Herbs singles chronology
| "Slice of Heaven (with Dave Dobbyn)" (1986) | "Sensitive to a Smile" (1987) | "Rust in Dust" (1987) |

= Sensitive to a Smile (song) =

Herbs song

"Sensitive to a Smile" is a single from the New Zealand reggae band Herbs from the Sensitive to a Smile album. The single reached number 9 in the New Zealand chart.

==Background==
"Sensitive to a Smile" was written by Dilworth Karaka and Charlie Tumahai with the American poet Todd Casella, who had moved to New Zealand and was a fan of the band. Karaka calls it "very much a family song".

The song and album were originally set to be released in 1986, but the success of the song "Slice of Heaven", that Herbs had recorded with Dave Dobbyn, meant that they held back the release of "Sensitive to a Smile" and the album.

==Music video==
The video was made in Ruatoria so that the band could give support to the Rastafarian protests happening in the area.

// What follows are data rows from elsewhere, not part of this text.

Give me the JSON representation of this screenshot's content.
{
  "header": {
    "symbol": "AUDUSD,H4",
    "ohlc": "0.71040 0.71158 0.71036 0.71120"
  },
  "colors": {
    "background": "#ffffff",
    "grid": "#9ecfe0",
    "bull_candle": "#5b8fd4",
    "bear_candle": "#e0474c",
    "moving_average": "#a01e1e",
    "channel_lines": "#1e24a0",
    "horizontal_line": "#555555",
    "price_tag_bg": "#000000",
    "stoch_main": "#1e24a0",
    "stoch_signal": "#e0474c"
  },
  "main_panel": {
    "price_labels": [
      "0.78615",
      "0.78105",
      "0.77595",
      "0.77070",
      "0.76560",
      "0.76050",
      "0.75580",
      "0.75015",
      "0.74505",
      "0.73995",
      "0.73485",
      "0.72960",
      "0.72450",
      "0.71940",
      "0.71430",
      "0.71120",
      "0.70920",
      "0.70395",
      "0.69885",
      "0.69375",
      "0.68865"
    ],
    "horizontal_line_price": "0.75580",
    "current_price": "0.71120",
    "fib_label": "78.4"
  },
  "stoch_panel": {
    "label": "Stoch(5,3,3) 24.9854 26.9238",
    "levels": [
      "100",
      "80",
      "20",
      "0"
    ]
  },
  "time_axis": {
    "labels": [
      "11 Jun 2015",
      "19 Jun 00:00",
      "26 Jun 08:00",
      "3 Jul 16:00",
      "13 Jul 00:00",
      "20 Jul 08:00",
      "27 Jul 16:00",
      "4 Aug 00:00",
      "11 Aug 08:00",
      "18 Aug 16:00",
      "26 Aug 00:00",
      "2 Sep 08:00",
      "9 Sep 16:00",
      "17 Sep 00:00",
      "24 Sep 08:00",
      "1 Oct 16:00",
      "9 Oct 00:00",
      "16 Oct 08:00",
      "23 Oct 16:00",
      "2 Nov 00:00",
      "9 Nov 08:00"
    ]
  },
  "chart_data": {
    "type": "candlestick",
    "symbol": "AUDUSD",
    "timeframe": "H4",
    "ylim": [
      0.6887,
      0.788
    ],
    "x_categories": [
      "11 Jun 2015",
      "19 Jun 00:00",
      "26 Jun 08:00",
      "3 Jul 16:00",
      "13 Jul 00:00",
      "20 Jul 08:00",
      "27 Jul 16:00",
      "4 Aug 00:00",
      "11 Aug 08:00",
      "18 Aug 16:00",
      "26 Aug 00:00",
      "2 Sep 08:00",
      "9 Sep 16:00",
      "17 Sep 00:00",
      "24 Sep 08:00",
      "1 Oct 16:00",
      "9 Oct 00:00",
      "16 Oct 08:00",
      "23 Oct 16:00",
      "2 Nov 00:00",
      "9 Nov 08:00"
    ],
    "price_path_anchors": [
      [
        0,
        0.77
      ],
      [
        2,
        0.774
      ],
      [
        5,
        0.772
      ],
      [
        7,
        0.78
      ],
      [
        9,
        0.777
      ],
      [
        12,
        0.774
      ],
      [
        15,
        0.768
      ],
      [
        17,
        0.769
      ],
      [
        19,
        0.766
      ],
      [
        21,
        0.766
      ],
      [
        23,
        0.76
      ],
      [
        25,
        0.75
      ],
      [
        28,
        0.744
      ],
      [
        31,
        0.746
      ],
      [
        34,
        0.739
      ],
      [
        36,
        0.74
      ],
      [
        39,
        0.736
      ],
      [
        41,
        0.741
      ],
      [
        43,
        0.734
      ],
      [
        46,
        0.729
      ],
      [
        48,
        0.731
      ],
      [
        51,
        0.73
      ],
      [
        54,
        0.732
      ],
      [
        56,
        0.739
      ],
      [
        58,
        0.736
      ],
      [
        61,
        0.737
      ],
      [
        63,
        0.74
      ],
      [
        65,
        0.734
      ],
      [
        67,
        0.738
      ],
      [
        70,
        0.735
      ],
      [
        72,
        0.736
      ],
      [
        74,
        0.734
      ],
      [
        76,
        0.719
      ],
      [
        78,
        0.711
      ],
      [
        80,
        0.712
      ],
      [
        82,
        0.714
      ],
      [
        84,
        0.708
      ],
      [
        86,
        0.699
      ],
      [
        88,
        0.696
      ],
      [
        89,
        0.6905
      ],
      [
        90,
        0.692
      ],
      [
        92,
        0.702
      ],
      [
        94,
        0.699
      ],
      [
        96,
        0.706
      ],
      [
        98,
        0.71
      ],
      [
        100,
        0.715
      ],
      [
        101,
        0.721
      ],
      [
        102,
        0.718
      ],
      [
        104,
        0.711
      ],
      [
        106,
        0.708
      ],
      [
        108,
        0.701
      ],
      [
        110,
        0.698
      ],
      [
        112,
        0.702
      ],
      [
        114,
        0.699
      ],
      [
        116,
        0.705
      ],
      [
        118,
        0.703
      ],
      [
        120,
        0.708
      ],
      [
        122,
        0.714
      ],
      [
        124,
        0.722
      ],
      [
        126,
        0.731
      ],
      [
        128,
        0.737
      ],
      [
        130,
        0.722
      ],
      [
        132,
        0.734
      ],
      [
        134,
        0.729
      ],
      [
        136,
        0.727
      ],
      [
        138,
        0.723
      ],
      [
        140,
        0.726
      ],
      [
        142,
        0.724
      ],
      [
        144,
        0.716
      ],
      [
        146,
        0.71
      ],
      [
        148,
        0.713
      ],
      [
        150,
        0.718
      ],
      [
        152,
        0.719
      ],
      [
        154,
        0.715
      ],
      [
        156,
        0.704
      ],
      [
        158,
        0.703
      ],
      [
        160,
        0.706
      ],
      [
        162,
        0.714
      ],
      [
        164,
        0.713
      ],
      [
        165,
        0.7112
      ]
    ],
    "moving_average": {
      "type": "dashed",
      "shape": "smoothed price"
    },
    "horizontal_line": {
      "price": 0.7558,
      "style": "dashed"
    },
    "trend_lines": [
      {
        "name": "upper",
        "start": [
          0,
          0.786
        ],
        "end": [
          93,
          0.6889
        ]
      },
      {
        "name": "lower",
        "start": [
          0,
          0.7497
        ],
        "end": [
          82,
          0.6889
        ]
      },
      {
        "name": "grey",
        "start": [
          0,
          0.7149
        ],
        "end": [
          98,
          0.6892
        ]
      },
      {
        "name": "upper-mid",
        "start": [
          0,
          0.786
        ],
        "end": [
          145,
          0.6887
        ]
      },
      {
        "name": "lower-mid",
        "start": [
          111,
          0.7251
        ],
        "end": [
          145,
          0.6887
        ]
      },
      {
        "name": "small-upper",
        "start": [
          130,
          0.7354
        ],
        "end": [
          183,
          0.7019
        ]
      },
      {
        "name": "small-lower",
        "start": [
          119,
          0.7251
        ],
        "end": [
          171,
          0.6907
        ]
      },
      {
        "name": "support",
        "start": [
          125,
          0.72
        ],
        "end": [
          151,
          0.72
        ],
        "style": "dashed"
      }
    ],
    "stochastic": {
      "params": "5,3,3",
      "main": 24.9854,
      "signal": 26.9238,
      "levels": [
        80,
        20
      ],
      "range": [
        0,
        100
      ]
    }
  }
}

The video was shot by Lee Tamahori, the future director of Once Were Warriors.

==Awards and critical acclaim==
At the 1987 New Zealand Music Awards, the single won the best video award and Charles Tumahai and Dilworth Karaka the best songwriter award.

In 2001, the song was voted 80th most popular New Zealand song as part of the APRA Best New Zealand Songs of All Time.
== Year-end charts ==

| Chart (1987) | Position |
|---|---|
| New Zealand (Recorded Music NZ) | 35 |

==Certifications==

| Region | Certification | Certified units/sales |
| New Zealand (RMNZ) | Platinum | 30,000^{‡} |
^{‡} Sales+streaming figures based on certification alone.

==Aotearoa Reggae All Stars version==

In June 2013, a cover version of "Sensitive to a Smile" was released on iTunes by the Aotearoa Reggae All Stars, a supergroup of New Zealand reggae artists. It debuted at number 2 in the Official New Zealand Music Chart singles chart, and at number 1 in the Official New Zealand Music Chart. The single re-entered the New Zealand chart in February 2014 at number 30.

The song was released as a charity single, with proceeds benefiting the violence-free parenting advocacy charity Mana Ririki. The project was conceived by Avina Kelekolio of Tomorrow People and Rio Panapa of Sons of Zion. The group features Sons of Zion, Tomorrow People, Three Houses Down, House of Shem, Ria Hall, Majic Paora, Che Fu, Katchafire, 1814, Chad Chambers, NRG Rising and Tasty Brown.

The single release was accompanied by a behind-the-scenes documentary broadcast on Māori Television.

===Chart performance===

| Chart (2013) | Peak position |
|---|---|
| New Zealand (RMNZ) | 2 |
| New Zealand singles (RMNZ) | 1 |

== Hollie Smith version ==
In 2008, to celebrate the song's 20th anniversary, Herbs' 30th anniversary and the release of their career best-of album, the New Zealand singer Hollie Smith recorded a version of the song with the Mount Roskill Primary School choir. The song peaked at number 33 in the New Zealand singles chart. The song was included on Herbs' 2008 best-of album, Lights of the Pacific - The Very Best of Herbs.